Arthur Eckstein
Guest Speaker
Professional Affiliation
Professor of History and Distinguished Scholar-Teacher at the University of Maryland College Park
Expert Bio
Arthur Eckstein is Professor of History and Distinguished Scholar-Teacher at the University of Maryland College Park. Professor Eckstein is a specialist in the history of the Hellenistic world and Roman imperialism under the Republic. He was a hippie in San Francisco and Berkeley in 1968-1970, and a participant in the People’s Park riots of 1969. He was on the outskirts of Berkeley SDS, but rejected their politics as authoritarian. He holds a Ph.D. from the University of California (1978), and is the author of four books on Roman imperialism as well as a co-edited book on American film and culture. He has published more than 60 scholarly articles, mostly on Roman imperial expansion, but also on Lenin, Orwell, and the Hollywood Blacklist.
He has been a long-term member of the editorial board of The American Journal of Philology (the oldest and most prestigious American journal of ancient literature and history), and of The International History Review (the most important journal of international political theory). He was the major scholarly consultant on the PBS film “Roman City” (1994), which won an Emmy Award. For the past ten years he has been Director of the Department’s Undergraduate Honors Program in History.
Major Publications
Arthur Eckstein has published four books, a co-edited book, and 50 major scholarly articles. The first book, Senate and General: Individual Decision-Making and Roman Foreign Relations, 264-194 B.C. (1987), is a study of the day-to-day mechanism of Roman foreign relations under the Roman Republic, emphasizing specifically the wide freedom of diplomatic decision-making enjoyed by Roman commanders in the field—the diplomatic importance of “the man on the spot”.
The second book, Moral Vision in the Histories of Polybius (1995), is a revisionist analysis of the important Hellenistic historian Polybius, who has usually been viewed as a severe and rational pragmatist; the book emphasizes instead Polybius’ traditionally moralistic approach to human action in the face of widespread social and international anarchy.
The third book, Mediterranean Anarchy, Interstate War, and the Rise of Rome (2006), is a pioneering effort at combining modern international-systems theory with Hellenistic history. It argues that while Rome under the Republic was certainly a militaristic and aggressive state, this cannot be the primary reason for its exceptional success, since all states in the harsh interstate anarchy that constituted the Hellenistic Mediterranean world were militaristic and aggressive, and the anarchic state-system pushed all of them in that direction.
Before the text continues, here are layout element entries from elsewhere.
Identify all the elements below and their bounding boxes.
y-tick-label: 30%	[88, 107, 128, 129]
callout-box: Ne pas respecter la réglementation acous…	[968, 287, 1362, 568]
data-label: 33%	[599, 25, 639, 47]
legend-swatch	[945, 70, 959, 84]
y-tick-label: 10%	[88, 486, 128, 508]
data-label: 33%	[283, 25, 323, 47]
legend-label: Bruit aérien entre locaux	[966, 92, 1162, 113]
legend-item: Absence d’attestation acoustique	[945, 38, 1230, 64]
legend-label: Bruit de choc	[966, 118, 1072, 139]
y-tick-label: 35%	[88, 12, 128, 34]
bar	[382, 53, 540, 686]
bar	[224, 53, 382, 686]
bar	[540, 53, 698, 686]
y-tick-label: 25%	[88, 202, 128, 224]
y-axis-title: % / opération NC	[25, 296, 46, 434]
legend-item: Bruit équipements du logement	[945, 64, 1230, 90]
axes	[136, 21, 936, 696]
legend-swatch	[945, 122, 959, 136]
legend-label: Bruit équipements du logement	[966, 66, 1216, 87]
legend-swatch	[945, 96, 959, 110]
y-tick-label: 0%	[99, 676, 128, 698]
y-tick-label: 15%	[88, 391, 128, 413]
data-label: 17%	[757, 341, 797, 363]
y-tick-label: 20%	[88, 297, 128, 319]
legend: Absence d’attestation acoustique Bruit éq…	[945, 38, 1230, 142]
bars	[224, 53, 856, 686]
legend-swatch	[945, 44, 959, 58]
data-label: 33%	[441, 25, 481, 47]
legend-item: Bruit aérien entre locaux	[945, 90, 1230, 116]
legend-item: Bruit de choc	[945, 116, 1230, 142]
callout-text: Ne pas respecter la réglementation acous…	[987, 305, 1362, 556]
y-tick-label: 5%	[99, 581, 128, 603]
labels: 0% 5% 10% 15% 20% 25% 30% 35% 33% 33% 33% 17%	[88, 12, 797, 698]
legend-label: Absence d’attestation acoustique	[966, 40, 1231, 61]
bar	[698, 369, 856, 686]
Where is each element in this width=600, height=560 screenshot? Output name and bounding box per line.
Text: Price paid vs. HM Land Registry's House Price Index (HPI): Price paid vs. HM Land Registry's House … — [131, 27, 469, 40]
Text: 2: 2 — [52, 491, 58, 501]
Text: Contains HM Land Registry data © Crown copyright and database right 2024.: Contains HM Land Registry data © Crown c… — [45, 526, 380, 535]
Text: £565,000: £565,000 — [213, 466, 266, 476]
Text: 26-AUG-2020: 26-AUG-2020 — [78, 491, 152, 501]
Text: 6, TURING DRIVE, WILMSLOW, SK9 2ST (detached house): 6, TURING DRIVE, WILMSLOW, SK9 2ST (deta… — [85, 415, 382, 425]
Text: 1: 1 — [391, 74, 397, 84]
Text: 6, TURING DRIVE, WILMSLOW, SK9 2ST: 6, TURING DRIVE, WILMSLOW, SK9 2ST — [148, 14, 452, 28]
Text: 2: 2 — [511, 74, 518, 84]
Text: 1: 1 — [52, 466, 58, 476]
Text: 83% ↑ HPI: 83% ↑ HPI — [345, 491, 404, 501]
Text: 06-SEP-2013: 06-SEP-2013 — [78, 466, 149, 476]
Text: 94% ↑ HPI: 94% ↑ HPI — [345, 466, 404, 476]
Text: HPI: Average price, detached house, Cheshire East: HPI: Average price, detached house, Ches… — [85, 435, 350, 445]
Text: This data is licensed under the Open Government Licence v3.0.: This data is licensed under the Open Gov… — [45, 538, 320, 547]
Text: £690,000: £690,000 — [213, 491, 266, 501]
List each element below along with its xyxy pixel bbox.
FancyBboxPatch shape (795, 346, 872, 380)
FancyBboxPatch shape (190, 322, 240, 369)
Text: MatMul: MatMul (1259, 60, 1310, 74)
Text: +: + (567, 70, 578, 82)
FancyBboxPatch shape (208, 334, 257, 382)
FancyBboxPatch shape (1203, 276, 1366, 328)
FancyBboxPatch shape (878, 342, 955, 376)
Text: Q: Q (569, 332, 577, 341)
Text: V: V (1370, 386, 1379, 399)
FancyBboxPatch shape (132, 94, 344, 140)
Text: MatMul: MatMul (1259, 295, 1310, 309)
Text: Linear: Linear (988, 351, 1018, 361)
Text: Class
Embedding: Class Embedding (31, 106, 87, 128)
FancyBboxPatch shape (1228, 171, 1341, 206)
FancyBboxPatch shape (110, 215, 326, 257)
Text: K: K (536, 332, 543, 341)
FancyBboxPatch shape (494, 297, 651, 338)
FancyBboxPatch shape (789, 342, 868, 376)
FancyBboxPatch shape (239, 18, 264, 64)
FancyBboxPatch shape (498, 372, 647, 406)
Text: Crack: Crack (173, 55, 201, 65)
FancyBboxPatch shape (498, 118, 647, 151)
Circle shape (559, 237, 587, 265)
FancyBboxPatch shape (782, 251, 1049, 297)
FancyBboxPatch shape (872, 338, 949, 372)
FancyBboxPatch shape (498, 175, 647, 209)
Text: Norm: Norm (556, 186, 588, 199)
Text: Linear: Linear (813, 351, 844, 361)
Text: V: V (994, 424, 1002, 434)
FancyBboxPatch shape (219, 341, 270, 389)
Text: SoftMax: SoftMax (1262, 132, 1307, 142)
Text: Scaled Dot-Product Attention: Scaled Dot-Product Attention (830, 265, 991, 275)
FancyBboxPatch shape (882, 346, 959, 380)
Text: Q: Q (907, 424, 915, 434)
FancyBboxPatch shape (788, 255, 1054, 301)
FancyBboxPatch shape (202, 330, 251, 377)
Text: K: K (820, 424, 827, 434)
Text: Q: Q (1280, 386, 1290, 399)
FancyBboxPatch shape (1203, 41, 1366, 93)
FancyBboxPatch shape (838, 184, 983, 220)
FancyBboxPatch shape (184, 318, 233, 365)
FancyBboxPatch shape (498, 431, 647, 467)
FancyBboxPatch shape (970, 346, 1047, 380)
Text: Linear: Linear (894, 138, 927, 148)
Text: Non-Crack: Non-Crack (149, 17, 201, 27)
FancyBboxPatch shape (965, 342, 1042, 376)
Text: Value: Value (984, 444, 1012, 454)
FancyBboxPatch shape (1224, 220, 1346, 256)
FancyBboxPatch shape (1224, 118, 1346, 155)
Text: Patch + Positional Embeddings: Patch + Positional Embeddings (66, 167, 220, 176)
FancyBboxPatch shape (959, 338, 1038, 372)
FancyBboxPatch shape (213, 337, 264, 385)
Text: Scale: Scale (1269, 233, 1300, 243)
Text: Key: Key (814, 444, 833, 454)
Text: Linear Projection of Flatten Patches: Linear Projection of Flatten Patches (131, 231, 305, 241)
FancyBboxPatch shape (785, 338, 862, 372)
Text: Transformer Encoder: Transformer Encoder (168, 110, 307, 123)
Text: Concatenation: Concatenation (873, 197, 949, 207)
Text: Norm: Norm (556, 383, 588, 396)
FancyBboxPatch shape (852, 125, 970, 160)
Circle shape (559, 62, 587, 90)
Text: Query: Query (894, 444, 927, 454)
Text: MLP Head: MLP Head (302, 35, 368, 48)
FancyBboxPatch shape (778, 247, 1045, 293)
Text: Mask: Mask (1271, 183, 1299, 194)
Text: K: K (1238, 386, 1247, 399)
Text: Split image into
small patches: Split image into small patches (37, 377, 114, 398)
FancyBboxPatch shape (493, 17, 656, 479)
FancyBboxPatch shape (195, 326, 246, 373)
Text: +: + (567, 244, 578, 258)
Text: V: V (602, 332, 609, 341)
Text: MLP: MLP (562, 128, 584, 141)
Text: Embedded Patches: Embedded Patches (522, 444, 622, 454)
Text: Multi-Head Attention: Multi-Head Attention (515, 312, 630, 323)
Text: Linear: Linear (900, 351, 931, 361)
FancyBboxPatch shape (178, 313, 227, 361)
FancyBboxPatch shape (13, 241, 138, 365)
The reason for Rome’s exceptional success lies, rather, in Roman skill at alliance-management, which included the generous extension of Roman citizenship to non-Romans.
Professor Eckstein’s fourth book, Rome Enters the Greek East: From Anarchy to Hierarchy in the Hellenistic Mediterranean, 230-188 B.C. (2008), is a detailed study of Rome’s first involvement in the Greek world east of Italy, and engages this topic through (once more) a theoretically-informed approach involving modern international-systems theory.
Professor Eckstein’s 50 scholarly articles cover a wide range of topics, mostly on issues of Roman imperial expansion, but also on topics ranging from modern theories of economic imperialism to American film and popular culture. In the latter regard, Professor Eckstein is co-editor (with Peter Lehman, former President of the American Cinema Studies Association) of a collection of scholarly essays on one of the director John Ford’s greatest films: The Searchers: Essays and Reflections on John Ford’s Classic Western (2004).